A FORMER British soldier has denied he told gardai in 1997 that he and another man were thinking of going to journalist Ian Bailey's house to ask him to "give himself up".
Martin Graham denied the claim under cross examination on his second day of his evidence in Mr Bailey's High Court action.
Paul O'Higgins SC, for the State, said Det Garda Jim Fitzgerald will give evidence Mr Graham made the "give himself up" comment, or words to that effect, while Mr Graham was walking a dog near Russell Barrett's house outside Skibbereen.
Mr Barrett's house was where Mr Bailey had gone on the night of February 10/11, 1997 after he was released from his first arrest by gardai in connection with the late 1996 murder of Sophie Toscan du Plantier.
Mr O'Higgins said the evidence would be that Mr Bailey was in Mr Barrett's house until February 12, 1997, and Det Fitzgerald will say, when he met Mr Graham walking the dog, Mr Graham had said words to the effect, after all that happened in the house, Mr Barrett thinks Ian is guilty too and they were thinking of going down and asking him to give himself up.
Mr Graham, who has told the jury he overheard conversations between Mr Bailey and others while Mr Bailey was in Mr Barrett's house, said that was "rubbish" and he and Mr Barrett "never colluded in anything at all".
He was being cross-examined in the continuing action by Mr Bailey against the Garda Commissioner and State who deny all his claims, including wrongful arrest and conspiracy, over the conduct of the investigation into the murder of Ms Toscan du Plantier.
Earlier yesterday, Mr Graham said he had a mental breakdown while serving with the British Army in Northern Ireland between 1980 and 1982 and is still suffering from that.
He could not remember events of ten and 20 years ago but could recall events in west Cork in 1997 because he had spent 18 years "hiding from it".
Mr O'Higgins said gardai would say he rang them on March 11 saying he wanted to go and ask Mr Bailey to give himself up.
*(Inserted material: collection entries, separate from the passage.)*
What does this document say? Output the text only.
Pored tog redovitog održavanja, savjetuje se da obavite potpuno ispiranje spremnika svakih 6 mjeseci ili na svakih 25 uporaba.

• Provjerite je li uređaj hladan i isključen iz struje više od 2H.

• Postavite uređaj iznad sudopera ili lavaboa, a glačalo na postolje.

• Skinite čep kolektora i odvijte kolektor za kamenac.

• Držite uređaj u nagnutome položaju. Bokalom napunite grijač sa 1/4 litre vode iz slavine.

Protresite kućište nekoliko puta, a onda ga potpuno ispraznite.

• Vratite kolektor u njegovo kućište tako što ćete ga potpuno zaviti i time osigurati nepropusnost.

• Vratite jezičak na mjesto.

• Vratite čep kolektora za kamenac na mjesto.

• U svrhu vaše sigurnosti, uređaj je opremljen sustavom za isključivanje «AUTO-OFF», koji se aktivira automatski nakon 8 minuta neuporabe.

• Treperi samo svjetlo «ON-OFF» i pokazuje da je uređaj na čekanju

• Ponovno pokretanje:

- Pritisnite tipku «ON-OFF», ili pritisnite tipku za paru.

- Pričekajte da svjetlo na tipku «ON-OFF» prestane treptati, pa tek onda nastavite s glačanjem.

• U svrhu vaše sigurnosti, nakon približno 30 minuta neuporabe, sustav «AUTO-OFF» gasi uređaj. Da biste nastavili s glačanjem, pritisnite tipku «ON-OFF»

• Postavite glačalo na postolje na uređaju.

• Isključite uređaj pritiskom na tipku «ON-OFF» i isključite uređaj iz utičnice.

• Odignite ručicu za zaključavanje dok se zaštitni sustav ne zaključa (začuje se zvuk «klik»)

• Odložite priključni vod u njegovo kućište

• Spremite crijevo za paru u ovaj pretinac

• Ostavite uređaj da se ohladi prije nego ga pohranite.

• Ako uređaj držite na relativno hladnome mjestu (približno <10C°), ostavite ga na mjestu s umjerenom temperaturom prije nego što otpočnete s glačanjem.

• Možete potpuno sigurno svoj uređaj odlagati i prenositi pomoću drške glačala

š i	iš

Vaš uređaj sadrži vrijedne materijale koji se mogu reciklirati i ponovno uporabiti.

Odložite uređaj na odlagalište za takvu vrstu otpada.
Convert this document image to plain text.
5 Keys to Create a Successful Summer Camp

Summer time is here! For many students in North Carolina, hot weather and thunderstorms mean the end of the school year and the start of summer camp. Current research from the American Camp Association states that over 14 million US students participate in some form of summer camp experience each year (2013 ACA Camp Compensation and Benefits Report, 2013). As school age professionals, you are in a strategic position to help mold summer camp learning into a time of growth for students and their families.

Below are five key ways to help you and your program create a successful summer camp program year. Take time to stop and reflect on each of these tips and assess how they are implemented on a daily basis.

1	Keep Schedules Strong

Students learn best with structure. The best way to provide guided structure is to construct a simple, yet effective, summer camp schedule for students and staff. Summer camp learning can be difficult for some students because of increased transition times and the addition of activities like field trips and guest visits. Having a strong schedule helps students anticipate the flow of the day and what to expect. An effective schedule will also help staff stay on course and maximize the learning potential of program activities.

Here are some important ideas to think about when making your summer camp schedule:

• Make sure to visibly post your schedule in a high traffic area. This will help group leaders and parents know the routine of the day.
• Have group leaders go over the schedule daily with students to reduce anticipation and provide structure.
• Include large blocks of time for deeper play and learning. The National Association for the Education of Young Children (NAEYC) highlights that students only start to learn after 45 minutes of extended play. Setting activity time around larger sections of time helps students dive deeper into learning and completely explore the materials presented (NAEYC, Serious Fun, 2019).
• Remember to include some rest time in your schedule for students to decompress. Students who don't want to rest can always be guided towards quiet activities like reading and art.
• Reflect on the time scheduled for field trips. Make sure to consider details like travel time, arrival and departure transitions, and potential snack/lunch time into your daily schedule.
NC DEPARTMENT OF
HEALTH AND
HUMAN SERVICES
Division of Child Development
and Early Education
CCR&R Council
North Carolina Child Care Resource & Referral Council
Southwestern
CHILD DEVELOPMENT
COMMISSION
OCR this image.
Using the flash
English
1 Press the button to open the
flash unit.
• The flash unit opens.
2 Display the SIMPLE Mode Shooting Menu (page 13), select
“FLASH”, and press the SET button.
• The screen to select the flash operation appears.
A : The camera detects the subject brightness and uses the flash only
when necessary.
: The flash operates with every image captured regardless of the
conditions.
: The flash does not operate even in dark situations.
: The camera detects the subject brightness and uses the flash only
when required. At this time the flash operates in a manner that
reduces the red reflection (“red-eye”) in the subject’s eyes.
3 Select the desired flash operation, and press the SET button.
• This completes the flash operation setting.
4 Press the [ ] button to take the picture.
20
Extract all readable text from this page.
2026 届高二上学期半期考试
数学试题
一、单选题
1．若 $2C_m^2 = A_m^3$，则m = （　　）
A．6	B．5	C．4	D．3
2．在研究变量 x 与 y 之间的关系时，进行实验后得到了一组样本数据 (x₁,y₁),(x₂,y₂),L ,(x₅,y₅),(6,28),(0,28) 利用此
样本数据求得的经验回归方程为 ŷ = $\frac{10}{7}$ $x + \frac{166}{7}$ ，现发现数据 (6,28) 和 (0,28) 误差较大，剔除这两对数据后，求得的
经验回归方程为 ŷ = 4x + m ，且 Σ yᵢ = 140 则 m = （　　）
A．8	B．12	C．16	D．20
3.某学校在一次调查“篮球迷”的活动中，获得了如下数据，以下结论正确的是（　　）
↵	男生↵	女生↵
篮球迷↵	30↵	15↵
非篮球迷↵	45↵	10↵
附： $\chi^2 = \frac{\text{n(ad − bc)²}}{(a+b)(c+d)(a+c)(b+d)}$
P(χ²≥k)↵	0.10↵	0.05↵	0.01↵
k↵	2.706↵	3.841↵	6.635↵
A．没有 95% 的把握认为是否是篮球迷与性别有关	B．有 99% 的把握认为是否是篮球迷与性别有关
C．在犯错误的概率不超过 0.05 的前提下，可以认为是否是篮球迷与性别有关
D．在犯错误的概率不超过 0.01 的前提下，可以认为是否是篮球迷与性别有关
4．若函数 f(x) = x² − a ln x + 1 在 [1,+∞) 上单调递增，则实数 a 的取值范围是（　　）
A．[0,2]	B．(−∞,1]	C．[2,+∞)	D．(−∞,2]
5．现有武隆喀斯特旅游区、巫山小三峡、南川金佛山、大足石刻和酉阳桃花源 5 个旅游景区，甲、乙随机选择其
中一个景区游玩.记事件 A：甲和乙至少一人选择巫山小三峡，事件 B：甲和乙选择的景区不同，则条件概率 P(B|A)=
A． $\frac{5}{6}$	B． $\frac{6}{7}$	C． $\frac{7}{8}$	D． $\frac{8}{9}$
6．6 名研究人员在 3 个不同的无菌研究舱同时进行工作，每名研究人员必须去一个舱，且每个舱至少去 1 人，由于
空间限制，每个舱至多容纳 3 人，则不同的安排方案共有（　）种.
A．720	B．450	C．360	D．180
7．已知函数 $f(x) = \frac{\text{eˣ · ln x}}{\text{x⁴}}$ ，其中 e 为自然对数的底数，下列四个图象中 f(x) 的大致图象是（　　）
Mr Graham said it was the gardai who asked him to go out to Mr Bailey's house and he himself would not have suggested anything "so preposterous".
Mr Graham said he was helping the gardai because they asked him to. Asked was he interested in money, he said he had a "vague interest in money, purely to survive".
When Mr O'Higgins said gardai would deny Mr Graham's claim they gave him quantities of cannabis, Mr Graham said he was given cannabis, including about seven ounces when going to a music festival in Kilcrohane in west Cork in March 1997. The case continues.